Hier stellen Autohäuser wie in ihren Vorführräumen Neuwagen aus und locken mit Messerabatten. Das ist aber gar nicht der Grund, weshalb ich die Autotage besucht habe. Es geht mir viel mehr um das Probefahrevent, bei dem Viele auf der Messe vertretene Autohäuser verschiedene Modelle zum Probefahren anbieten. Ich ließ es mir natürlich nicht nehmen, den einen oder anderen Wagen auf eine kleine Spritztour zu entführen und mir Eindrücke zu verschaffen.
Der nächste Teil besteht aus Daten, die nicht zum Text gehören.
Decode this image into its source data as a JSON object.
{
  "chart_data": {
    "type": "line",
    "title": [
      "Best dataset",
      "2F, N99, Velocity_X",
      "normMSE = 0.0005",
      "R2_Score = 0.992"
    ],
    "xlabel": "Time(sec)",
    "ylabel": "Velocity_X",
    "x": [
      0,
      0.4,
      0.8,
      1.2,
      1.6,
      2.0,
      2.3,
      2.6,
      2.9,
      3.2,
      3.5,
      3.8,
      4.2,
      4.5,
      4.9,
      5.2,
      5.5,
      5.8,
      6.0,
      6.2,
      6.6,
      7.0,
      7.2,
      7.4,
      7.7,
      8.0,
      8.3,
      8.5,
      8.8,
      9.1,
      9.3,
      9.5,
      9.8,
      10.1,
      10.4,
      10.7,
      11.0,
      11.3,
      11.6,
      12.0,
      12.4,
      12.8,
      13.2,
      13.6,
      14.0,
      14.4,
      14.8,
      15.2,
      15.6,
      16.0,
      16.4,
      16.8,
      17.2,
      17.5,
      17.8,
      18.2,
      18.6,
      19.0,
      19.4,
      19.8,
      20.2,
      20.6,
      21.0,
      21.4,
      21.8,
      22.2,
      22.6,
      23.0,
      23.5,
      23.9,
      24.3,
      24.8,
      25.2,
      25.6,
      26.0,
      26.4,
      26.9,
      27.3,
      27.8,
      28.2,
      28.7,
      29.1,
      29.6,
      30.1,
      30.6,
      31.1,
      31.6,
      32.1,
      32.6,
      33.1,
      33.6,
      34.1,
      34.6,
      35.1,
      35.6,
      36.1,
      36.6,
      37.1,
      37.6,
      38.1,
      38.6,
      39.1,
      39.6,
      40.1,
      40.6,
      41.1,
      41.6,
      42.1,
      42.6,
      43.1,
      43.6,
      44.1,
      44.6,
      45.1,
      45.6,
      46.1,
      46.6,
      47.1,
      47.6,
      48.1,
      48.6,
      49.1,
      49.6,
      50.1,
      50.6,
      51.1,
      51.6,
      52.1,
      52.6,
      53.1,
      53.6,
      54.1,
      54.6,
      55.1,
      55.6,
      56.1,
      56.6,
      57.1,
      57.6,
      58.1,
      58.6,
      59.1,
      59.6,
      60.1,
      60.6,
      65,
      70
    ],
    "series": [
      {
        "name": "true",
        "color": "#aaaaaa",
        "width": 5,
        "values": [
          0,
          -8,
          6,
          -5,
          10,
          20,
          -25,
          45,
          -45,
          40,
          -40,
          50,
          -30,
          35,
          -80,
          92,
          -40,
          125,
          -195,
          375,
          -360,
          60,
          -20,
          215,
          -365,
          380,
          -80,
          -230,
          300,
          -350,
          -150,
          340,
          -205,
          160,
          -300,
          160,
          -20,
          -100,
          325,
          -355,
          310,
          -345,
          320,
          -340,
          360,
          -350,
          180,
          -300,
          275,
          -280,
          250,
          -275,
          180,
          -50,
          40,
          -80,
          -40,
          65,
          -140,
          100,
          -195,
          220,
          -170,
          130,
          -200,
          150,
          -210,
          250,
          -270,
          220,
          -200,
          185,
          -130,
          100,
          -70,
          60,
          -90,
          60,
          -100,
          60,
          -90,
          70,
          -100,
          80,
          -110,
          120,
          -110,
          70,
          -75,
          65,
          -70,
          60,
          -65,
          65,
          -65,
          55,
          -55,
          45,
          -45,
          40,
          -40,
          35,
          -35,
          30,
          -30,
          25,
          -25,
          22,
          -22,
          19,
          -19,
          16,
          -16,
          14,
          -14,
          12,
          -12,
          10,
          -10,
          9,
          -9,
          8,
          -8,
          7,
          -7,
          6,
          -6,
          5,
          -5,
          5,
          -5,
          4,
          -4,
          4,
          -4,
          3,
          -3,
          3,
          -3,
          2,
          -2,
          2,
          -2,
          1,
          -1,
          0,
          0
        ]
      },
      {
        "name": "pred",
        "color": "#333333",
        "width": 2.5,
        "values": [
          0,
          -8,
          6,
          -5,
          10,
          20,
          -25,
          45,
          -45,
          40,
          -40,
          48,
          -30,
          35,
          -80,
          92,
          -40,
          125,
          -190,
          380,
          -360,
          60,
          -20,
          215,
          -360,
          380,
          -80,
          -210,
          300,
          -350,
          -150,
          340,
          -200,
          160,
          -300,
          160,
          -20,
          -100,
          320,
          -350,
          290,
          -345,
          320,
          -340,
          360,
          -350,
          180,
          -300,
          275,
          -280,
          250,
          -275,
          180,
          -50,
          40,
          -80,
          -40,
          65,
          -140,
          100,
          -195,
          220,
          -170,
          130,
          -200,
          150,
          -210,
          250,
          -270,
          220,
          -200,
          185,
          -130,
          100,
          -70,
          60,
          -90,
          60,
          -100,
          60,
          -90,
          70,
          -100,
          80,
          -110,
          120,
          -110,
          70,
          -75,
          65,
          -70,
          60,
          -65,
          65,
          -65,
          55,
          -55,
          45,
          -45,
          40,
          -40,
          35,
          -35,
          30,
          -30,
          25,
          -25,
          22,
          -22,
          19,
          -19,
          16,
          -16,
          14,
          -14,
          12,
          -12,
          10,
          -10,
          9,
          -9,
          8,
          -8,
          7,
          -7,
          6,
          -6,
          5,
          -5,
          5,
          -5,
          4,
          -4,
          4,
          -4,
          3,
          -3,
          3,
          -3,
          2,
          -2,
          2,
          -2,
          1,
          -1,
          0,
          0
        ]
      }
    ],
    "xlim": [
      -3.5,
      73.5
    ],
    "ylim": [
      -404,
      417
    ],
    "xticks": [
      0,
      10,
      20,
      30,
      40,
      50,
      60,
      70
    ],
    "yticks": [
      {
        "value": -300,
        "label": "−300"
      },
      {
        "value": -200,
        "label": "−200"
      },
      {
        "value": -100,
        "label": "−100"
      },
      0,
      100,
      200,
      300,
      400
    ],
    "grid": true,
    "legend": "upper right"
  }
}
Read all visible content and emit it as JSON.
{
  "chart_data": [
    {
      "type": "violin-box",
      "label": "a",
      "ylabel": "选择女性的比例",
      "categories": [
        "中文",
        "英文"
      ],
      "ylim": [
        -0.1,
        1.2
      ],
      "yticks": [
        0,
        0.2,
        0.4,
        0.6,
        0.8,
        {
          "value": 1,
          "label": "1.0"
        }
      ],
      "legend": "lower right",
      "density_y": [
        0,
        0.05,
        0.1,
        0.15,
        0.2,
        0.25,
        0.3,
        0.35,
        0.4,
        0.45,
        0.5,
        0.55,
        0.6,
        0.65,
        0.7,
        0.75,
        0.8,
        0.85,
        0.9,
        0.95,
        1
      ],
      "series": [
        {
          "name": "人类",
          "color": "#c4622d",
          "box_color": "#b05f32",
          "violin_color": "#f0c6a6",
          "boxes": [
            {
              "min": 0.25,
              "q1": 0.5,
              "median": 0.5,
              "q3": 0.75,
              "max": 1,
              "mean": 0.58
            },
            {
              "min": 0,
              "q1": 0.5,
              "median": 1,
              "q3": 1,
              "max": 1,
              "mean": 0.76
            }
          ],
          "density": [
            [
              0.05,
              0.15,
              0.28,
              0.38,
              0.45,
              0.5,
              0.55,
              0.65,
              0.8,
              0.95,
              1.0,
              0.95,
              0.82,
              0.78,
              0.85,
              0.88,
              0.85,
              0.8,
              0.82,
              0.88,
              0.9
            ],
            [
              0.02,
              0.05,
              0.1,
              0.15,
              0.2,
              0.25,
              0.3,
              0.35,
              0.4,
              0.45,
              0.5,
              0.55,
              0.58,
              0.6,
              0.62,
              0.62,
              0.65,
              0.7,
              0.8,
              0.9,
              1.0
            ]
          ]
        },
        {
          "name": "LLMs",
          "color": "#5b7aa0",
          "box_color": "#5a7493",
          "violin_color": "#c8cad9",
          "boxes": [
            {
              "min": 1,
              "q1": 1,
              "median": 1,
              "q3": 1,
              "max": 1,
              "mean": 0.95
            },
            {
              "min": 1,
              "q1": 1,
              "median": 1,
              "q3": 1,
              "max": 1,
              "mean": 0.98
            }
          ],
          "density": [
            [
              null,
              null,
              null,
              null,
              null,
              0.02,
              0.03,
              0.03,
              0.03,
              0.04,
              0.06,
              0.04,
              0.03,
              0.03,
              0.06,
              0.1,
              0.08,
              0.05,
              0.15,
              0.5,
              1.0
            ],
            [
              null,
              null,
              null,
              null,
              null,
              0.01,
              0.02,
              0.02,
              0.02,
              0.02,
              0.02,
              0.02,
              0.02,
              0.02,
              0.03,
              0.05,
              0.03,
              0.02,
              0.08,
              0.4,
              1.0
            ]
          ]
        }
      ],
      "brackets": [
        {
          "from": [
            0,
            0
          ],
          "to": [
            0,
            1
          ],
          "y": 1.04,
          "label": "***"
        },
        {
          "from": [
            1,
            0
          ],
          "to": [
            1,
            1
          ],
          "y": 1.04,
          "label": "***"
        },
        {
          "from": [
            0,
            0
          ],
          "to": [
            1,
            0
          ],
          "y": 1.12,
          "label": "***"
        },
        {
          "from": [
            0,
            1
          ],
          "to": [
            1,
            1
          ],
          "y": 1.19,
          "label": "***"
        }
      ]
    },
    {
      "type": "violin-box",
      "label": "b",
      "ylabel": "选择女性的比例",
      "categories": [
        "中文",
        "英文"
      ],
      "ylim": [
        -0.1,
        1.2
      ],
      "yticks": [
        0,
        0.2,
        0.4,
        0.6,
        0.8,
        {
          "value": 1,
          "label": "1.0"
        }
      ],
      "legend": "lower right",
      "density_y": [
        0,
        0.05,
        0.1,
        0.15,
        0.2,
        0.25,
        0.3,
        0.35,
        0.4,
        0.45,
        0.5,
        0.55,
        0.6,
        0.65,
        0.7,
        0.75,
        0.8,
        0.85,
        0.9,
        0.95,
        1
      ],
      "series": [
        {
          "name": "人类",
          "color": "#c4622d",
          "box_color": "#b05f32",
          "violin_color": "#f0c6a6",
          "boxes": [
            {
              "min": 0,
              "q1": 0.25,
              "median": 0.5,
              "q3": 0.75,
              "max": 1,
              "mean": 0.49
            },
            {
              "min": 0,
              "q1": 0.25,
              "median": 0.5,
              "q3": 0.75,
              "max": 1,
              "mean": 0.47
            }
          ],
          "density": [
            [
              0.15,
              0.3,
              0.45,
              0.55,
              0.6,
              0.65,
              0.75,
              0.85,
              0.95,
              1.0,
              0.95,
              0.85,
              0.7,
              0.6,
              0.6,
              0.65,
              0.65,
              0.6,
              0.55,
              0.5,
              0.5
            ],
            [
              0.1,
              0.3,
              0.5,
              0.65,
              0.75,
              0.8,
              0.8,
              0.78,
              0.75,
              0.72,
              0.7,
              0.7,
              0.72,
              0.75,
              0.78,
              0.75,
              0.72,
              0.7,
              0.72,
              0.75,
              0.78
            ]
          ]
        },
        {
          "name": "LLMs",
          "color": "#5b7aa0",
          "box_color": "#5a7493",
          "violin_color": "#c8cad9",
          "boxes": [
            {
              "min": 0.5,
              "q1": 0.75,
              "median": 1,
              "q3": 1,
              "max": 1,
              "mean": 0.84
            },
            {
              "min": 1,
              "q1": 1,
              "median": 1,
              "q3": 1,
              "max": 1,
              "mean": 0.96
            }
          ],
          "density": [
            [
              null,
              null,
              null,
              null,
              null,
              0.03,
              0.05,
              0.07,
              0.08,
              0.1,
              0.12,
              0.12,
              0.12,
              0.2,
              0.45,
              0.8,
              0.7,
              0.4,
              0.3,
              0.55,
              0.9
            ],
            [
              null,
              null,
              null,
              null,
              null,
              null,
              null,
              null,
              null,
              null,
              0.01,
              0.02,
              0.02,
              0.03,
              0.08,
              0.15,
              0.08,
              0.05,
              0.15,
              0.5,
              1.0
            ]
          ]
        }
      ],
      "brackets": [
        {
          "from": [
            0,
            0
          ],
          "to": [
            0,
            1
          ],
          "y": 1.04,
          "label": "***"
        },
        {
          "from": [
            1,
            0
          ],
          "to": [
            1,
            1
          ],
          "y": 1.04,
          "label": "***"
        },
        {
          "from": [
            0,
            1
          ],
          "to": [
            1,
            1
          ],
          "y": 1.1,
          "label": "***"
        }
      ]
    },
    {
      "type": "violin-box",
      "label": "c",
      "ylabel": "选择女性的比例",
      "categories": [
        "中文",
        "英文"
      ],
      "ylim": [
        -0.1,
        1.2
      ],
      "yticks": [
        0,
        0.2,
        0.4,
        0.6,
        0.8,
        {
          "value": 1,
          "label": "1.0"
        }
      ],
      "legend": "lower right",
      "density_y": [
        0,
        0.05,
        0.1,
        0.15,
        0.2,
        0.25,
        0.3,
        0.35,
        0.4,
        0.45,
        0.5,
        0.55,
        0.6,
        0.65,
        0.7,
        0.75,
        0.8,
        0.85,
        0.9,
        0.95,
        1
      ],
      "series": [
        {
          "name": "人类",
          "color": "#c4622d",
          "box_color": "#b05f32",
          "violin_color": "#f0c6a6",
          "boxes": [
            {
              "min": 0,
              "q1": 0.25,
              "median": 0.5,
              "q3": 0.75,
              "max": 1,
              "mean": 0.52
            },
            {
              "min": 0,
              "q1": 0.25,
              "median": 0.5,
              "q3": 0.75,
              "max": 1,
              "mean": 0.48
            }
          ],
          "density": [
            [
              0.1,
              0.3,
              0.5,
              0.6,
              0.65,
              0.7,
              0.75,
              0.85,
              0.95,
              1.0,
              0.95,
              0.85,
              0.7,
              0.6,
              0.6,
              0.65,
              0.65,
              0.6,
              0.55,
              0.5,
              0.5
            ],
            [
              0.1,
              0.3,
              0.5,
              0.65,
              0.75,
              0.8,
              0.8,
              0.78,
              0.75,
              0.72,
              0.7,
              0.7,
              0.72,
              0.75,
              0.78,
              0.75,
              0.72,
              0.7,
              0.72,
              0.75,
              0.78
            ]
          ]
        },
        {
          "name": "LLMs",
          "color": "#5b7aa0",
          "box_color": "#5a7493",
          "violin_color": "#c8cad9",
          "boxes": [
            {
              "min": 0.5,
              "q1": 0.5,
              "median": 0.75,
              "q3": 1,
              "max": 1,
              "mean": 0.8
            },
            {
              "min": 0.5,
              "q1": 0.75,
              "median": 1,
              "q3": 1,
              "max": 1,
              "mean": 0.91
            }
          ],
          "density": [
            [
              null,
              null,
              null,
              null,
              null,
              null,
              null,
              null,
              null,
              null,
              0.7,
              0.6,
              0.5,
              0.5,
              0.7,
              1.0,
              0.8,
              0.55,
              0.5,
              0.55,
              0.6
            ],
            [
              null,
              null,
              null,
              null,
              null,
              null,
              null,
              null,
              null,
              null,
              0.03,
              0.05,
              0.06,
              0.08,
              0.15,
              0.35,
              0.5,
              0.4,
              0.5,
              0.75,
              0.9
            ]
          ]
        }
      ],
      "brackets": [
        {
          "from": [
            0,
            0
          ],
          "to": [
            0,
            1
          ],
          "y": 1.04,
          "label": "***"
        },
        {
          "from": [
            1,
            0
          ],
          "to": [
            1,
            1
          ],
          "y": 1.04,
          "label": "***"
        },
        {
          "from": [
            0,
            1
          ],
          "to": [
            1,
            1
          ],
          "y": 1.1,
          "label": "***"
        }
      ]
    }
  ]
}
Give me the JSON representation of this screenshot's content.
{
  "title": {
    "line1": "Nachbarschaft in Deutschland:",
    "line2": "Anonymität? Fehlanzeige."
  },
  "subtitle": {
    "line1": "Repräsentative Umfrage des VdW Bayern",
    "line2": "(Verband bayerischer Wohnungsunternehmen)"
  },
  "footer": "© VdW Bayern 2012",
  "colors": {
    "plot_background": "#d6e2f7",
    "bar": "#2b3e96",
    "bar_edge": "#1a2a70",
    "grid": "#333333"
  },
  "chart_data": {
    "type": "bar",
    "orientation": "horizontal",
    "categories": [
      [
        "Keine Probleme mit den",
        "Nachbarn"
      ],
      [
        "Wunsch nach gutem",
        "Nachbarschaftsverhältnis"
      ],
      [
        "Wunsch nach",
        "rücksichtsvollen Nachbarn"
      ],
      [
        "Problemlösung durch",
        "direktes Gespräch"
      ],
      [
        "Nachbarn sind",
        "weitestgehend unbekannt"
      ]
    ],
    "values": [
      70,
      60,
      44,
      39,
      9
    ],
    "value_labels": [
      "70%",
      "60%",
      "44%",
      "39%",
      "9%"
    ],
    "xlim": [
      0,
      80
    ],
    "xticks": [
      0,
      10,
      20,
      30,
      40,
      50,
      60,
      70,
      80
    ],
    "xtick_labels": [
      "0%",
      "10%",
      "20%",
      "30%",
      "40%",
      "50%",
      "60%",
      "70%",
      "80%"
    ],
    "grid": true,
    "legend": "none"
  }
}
Die Probefahrten laufen wie folgt ab:
Am zentralen Infoschalter kann man sich erkundigen, welche Autos zu welchen Zeiten frei sind und sich Termine geben lassen. Zum vereinbarten Termin findet man sich an diesem Schalter wieder ein und geht mit einem Begleiter vom Abendblatt nach draußen zum Parkplatz, kriegt den Schlüssel übergeben, setzt sich mit dem Begleiter ins Auto und braust los. Für die Fahrt stehen einem ca. 20 min zur Verfügung. Kein Zeitraum, um sich einen detaillierten Gesamteindruck vom Fahrzeug zu verschaffen, aber es reicht immerhin zur groben Einschätzung.
Anschließend geht man gemeinsam zurück in die Messehalle und füllt auf einem iPad einen Fragebogen zum Auto aus.
Alle Berichte sind selbstverständlich subjektiv und sehr oberflächlich. Mit Details wie Fotos, Infotainment, Kofferraumvolumen und Platz auf der Rückbank konnte ich mich mangels Zeit leider nicht auseinandersetzen.
Audi Q3
Das Facelift Die Neuauflage des Audi Q3 ist an mir ein wenig vorbeigegangen. Ich hatte zwar auf dem Schirm, dass es sie gibt, mich aber nicht wirklich damit auseinandergesetzt. So sah ich auf der Liste der verfügbaren Autos in der Audi-Liste den Q3 und ergriff die Gelegenheit, ihn mal zu testen.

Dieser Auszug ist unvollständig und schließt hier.